Polizei räumt Grenzübergang Idomeni in Griechenland
Polizei räumt Grenzübergang Idomeni in Griechenland (09.12.2015 – Quelle: To Pontiki)

46 Busse mit Wirtschaftflüchtlingen fuhren nach Athen ab

Die Polizeiaktion zur Entfernung der in der neutralen Zone zwischen Griechenland und der FYROM befindlichen Immigranten kam nach rund 10 Stunden zum Abschluss. Am späten Nachmittag des 09 Dezember 2015 gab die Polizei, die den Verkehr auf der Nationalstraße nach Idomeni unterbrochen hatte, die Durchfahrt zu dem Dorf und die Weiterfahrt der mit Flüchtlingen besetzten Busse wieder frei.

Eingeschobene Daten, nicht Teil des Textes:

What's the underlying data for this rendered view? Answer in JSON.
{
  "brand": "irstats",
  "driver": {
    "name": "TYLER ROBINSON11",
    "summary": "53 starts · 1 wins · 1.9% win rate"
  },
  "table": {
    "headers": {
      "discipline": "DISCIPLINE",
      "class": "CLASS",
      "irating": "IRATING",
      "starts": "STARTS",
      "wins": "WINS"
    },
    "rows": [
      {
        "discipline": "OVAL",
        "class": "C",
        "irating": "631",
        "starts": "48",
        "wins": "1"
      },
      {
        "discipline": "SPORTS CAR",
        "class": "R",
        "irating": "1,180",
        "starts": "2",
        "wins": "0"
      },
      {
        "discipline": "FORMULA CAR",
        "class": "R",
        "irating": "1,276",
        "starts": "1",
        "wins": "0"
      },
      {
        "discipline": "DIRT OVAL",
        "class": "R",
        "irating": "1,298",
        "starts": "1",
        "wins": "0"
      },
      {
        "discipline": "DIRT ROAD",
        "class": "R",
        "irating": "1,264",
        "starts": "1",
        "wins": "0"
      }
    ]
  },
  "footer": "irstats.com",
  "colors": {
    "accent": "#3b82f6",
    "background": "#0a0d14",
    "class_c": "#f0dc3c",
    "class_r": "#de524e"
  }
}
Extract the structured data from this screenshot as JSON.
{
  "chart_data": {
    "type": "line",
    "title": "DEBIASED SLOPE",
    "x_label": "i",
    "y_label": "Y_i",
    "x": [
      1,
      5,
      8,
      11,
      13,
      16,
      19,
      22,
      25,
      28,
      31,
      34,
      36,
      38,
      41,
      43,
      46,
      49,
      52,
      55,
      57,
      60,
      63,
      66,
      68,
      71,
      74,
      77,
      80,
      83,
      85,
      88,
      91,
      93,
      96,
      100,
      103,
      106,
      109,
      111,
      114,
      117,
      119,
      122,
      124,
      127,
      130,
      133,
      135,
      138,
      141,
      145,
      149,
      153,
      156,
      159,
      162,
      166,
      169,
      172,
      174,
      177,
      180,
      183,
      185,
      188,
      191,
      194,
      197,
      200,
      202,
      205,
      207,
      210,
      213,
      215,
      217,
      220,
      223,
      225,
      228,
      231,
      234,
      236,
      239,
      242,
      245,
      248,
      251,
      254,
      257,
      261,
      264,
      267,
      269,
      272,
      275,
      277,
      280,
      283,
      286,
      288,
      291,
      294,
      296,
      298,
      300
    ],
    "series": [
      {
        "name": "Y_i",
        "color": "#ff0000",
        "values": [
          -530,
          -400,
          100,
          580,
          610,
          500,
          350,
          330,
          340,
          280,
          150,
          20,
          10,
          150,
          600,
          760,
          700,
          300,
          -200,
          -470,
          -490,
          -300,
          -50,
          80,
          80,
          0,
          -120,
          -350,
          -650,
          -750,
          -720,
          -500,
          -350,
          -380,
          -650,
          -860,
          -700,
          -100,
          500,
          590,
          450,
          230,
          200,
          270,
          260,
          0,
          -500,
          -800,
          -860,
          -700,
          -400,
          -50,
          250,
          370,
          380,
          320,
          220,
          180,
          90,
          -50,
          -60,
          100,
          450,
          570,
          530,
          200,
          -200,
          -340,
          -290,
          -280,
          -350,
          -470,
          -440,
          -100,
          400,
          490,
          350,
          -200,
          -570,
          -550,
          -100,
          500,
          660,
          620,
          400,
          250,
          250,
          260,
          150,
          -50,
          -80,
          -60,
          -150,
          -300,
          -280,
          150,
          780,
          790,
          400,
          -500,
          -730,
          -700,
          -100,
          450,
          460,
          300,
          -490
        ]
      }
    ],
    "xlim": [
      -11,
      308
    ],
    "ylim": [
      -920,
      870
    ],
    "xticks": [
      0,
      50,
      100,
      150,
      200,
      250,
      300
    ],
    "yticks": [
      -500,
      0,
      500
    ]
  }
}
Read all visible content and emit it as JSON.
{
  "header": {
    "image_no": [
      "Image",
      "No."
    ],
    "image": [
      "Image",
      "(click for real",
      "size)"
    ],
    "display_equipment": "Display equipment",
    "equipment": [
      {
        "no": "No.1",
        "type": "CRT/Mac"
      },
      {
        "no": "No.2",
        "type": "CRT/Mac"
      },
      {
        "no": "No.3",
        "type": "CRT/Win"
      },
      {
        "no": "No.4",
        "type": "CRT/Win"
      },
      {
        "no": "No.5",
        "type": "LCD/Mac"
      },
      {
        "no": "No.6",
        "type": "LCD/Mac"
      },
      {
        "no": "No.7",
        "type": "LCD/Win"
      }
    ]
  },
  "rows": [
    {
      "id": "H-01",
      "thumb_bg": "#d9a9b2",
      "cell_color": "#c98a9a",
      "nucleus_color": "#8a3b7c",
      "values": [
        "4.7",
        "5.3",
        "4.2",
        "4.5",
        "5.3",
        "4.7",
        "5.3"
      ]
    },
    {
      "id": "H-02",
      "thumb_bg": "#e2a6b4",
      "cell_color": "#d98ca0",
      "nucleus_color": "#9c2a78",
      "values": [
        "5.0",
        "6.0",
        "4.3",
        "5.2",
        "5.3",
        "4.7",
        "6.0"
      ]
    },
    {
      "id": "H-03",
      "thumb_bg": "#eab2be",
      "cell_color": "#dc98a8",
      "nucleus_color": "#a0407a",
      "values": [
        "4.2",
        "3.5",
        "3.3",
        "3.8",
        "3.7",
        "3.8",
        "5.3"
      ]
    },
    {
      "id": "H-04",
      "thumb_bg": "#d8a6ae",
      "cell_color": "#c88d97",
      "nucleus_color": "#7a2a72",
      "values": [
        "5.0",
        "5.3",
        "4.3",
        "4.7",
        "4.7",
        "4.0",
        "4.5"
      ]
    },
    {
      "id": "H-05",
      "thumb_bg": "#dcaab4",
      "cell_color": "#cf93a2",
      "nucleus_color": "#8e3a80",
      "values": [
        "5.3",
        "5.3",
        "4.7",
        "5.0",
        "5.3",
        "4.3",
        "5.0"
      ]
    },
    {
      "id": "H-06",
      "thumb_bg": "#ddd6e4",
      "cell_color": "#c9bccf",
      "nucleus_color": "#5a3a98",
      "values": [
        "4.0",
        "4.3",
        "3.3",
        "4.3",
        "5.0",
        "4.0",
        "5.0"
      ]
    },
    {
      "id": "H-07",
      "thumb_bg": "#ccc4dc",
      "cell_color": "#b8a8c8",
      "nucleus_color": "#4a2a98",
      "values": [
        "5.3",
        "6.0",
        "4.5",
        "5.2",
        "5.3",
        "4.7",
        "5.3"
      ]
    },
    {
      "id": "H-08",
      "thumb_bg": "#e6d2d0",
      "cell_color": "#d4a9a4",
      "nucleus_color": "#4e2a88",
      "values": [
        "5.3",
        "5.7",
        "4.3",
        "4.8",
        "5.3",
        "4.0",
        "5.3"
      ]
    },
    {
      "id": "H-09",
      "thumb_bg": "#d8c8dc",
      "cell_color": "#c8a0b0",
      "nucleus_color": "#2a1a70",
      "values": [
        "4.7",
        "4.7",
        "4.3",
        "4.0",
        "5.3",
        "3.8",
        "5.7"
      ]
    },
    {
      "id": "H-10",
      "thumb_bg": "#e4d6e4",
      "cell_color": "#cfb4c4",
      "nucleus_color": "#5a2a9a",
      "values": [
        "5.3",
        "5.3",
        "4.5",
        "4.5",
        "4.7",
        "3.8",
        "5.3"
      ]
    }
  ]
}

Im Laufe des Tages fuhren insgesamt 46 Busse mit von der Polizei aus dem Gebiet entfernten Immigranten in Richtung Athen ab. Inzwischen sind Mitglieder von Hilfs- und nicht staatlichen Organisation in dem am vergangenen Wochenende geplünderten und verwüsteten Durchgangslager eingetroffen und versuchen, es wieder zu organisieren und darin fortzufahren, die Flüchtlinge aufzunehmen, die wieder begonnen haben, vor Ort einzutreffen um die Grenze zum Nachbarland zu passieren.